Take a number: 187 feet

In the latest Numbers Crunch, Foon Rhee reports on a new study that highlights the potential impact of the Antarctic to rising sea levels off the California coast. Bottom line: Global sea levels could rise by 187 feet if the Antarctic ice sheet melts. The state Ocean Protection Council will discuss the report on Wednesday as it works on updating guidance to state and local agencies on how to prepare for rising sea levels. And Rex Tillerson, our secretary of state, once wondered: “What good is it to save the planet if humanity suffers?”

Why march for science, you ask.

Their take

San Francisco Chronicle: Ann Coulter and the UC Berkeley Republican club may be seizing an opportunity to be unreasonable. The problem is that UC Berkeley gave them that opportunity by failing to find a way to accommodate Coulter given a month’s notice.

San Jose Mercury News: AB 1250, introduced by Assemblyman Reginald Jones-Sawyer, D-Los Angeles, is hopelessly ambiguous, but the intent is clear: increasing the number of public employees, who would be members of unions, rather than looking at outside services that could be more cost-effective.
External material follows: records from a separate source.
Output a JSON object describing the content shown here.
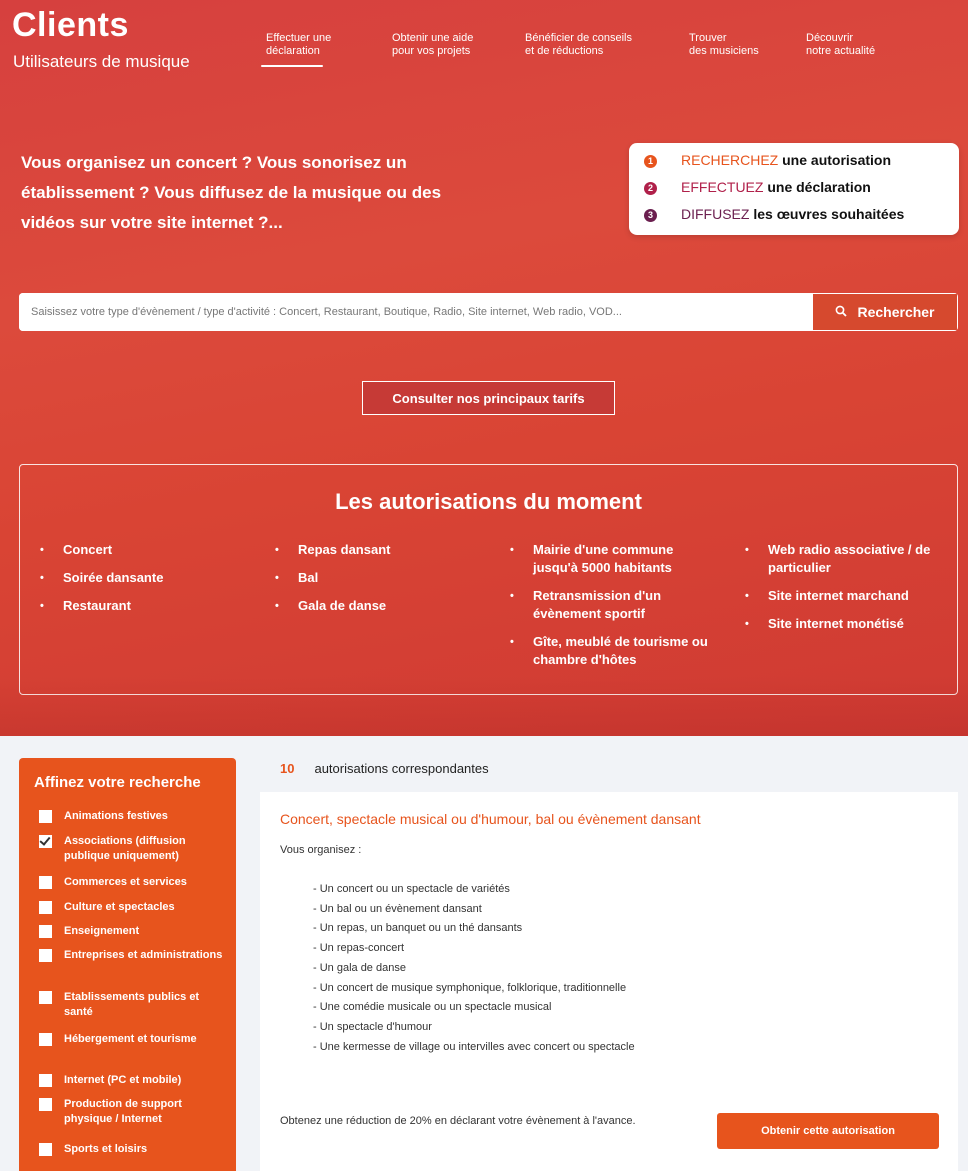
{
  "header": {
    "title": "Clients",
    "subtitle": "Utilisateurs de musique",
    "nav": [
      {
        "line1": "Effectuer une",
        "line2": "déclaration"
      },
      {
        "line1": "Obtenir une aide",
        "line2": "pour vos projets"
      },
      {
        "line1": "Bénéficier de conseils",
        "line2": "et de réductions"
      },
      {
        "line1": "Trouver",
        "line2": "des musiciens"
      },
      {
        "line1": "Découvrir",
        "line2": "notre actualité"
      }
    ]
  },
  "hero": {
    "question": "Vous organisez un concert ? Vous sonorisez un établissement ? Vous diffusez de la musique ou des vidéos sur votre site internet ?...",
    "steps": [
      {
        "num": "1",
        "keyword": "RECHERCHEZ",
        "rest": "une autorisation",
        "color": "#e7541d"
      },
      {
        "num": "2",
        "keyword": "EFFECTUEZ",
        "rest": "une déclaration",
        "color": "#b0204a"
      },
      {
        "num": "3",
        "keyword": "DIFFUSEZ",
        "rest": "les œuvres souhaitées",
        "color": "#6b1f4f"
      }
    ]
  },
  "search": {
    "placeholder": "Saisissez votre type d'évènement / type d'activité : Concert, Restaurant, Boutique, Radio, Site internet, Web radio, VOD...",
    "button_label": "Rechercher"
  },
  "tarifs_button": "Consulter nos principaux tarifs",
  "moment": {
    "title": "Les autorisations du moment",
    "columns": [
      [
        "Concert",
        "Soirée dansante",
        "Restaurant"
      ],
      [
        "Repas dansant",
        "Bal",
        "Gala de danse"
      ],
      [
        "Mairie d'une commune jusqu'à 5000 habitants",
        "Retransmission d'un évènement sportif",
        "Gîte, meublé de tourisme ou chambre d'hôtes"
      ],
      [
        "Web radio associative / de particulier",
        "Site internet marchand",
        "Site internet monétisé"
      ]
    ]
  },
  "sidebar": {
    "title": "Affinez votre recherche",
    "filters": [
      {
        "label": "Animations festives",
        "checked": false
      },
      {
        "label": "Associations (diffusion publique uniquement)",
        "checked": true
      },
      {
        "label": "Commerces et services",
        "checked": false
      },
      {
        "label": "Culture et spectacles",
        "checked": false
      },
      {
        "label": "Enseignement",
        "checked": false
      },
      {
        "label": "Entreprises et administrations",
        "checked": false
      },
      {
        "label": "Etablissements publics et santé",
        "checked": false
      },
      {
        "label": "Hébergement et tourisme",
        "checked": false
      },
      {
        "label": "Internet (PC et mobile)",
        "checked": false
      },
      {
        "label": "Production de support physique / Internet",
        "checked": false
      },
      {
        "label": "Sports et loisirs",
        "checked": false
      }
    ]
  },
  "results": {
    "count": "10",
    "label": "autorisations correspondantes",
    "card": {
      "title": "Concert, spectacle musical ou d'humour, bal ou évènement dansant",
      "intro": "Vous organisez :",
      "items": [
        "- Un concert ou un spectacle de variétés",
        "- Un bal ou un évènement dansant",
        "- Un repas, un banquet ou un thé dansants",
        "- Un repas-concert",
        "- Un gala de danse",
        "- Un concert de musique symphonique, folklorique, traditionnelle",
        "- Une comédie musicale ou un spectacle musical",
        "- Un spectacle d'humour",
        "- Une kermesse de village ou intervilles avec concert ou spectacle"
      ],
      "promo": "Obtenez une réduction de 20% en déclarant votre évènement à l'avance.",
      "cta": "Obtenir cette autorisation"
    }
  },
  "colors": {
    "brand_red": "#d6403e",
    "accent_orange": "#e7541d"
  }
}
East Bay Times: Transparency should always be a public agency’s default position, because problems always arise when it isn’t. A case in point is how the state Department of Water Resources has handled Lake Oroville for years. It continues despite considerable public and political pressure since the spillway collapse. Two developments perfectly illustrate the point.

Santa Rosa Press Democrat: Congress reconvenes Monday, and the entire federal government could be on an unscheduled vacation by the end of next week. Yes, another government shutdown is looming.

Kansas City Star: Kansas legislators passed the bill allowing concealed weapons in all public buildings in 2013, but a four-year waiver bought the universities some time. On July 1, the law goes into effect. Representatives and senators haven’t mustered the courage to make any exceptions. That forces sports fans to shuffle through metal detectors and also leaves the University of Kansas Health System in an untenable bind.

Lexington Herald Leader: Kentucky Gov. Matt Bevin and legislators must stop eroding our tax base by giving incentives to attract low-paying jobs or reward decisions that would have been made anyway.

Minneapolis Star-Tribune: Too many employers struggle to fill positions because of a stubborn “skills gap’’ – there simply aren’t enough people with the right set of skills for available jobs. U.S. Sen. Al Franken, D-Minn., has been on a mission to close that gap for several years.

Syndicates’ take

Frank Bruni: What James Beard’s obituary failed to mention, and why. A new PBS documentary also goes where the obituaries didn’t, describing Beard as an exuberantly gay man.

Kathleen Parker: President Donald Trump is rattling his borrowed saber because that’s what he does. The bully in chief no longer has to file lawsuits to try to evict widows from their homes for monetary gain. Now he has a military and can decide over chocolate cake to fire missiles at Syria.

Gail Collins: A test to see if you’ve been paying attention to President Donald Trump. Yes, nepotism is a beautiful thing.

Nicholas Kristof: Donald Trump’s “pro-life” foreign policy has a deadly impact on the women of Haiti.

Ross Douthat: Why a firing squad might have been more humane way to execute Ledell Lee.

Dana Milbank: There has been much speculation about President Donald Trump’s nonsense talk about his “armada.” And allies are coming to discount Trump because they recognize he is out of his depth. At home as well as abroad, people are coming to recognize this emperor’s state of undress.

E.J. Dionne: You don’t have to live on an island to worry about what Attorney General Jeff Sessions is doing in the name of justice.

Ruben Navarrette: For 16 years, the political left and the liberal media lost out to Bill O’Reilly in the competitive sandbox of cable television news/talk. He decisively beat his competitors in the ratings no matter who they put up against him.

Leonard Pitts Jr.: That day Bill O’Reilly got fired from Fox News, women across America did what they do every day. The lived their unique lives. And it was a good day.

Trudy Rubin: As Turkish President Recep Tayyip Erdogan cements his rule in his 1,150-room palace, he’s dashed the dream that he’d create the first modern democracy in a mainly Muslim country.

David Brooks: More and more governments, including the Trump administration, begin to look like premodern mafia states, run by family-based commercial clans. Meanwhile, institutionalized, party-based authoritarian regimes, like in China or Russia, are turning into premodern cults of personality/Maximum Leader regimes, which are far more unstable and dangerous.

Paul Krugman: To understand what’s happening to Republican efforts to repeal and replace the Affordable Care Act, think about trying to stuff a balloon into a box that isn’t big enough.

Mailbag

“Striking North Korea with U.S. warplanes or missiles will certainly lead to an all-out war on the Korean peninsula.” – Young M. Lee, Carmichael

And finally,

Jack Ohman: Nathan Lump. Rank that name for attractiveness. Based on the photograph of Nathan Lump, we can see how he might be intrigued by the thought of an aesthetic plebiscite on the relative attractiveness of Sacramentans, Baltimoreans, and all other oppressed Ugly City Residents. He’s so attractive! Nice bow tie, too!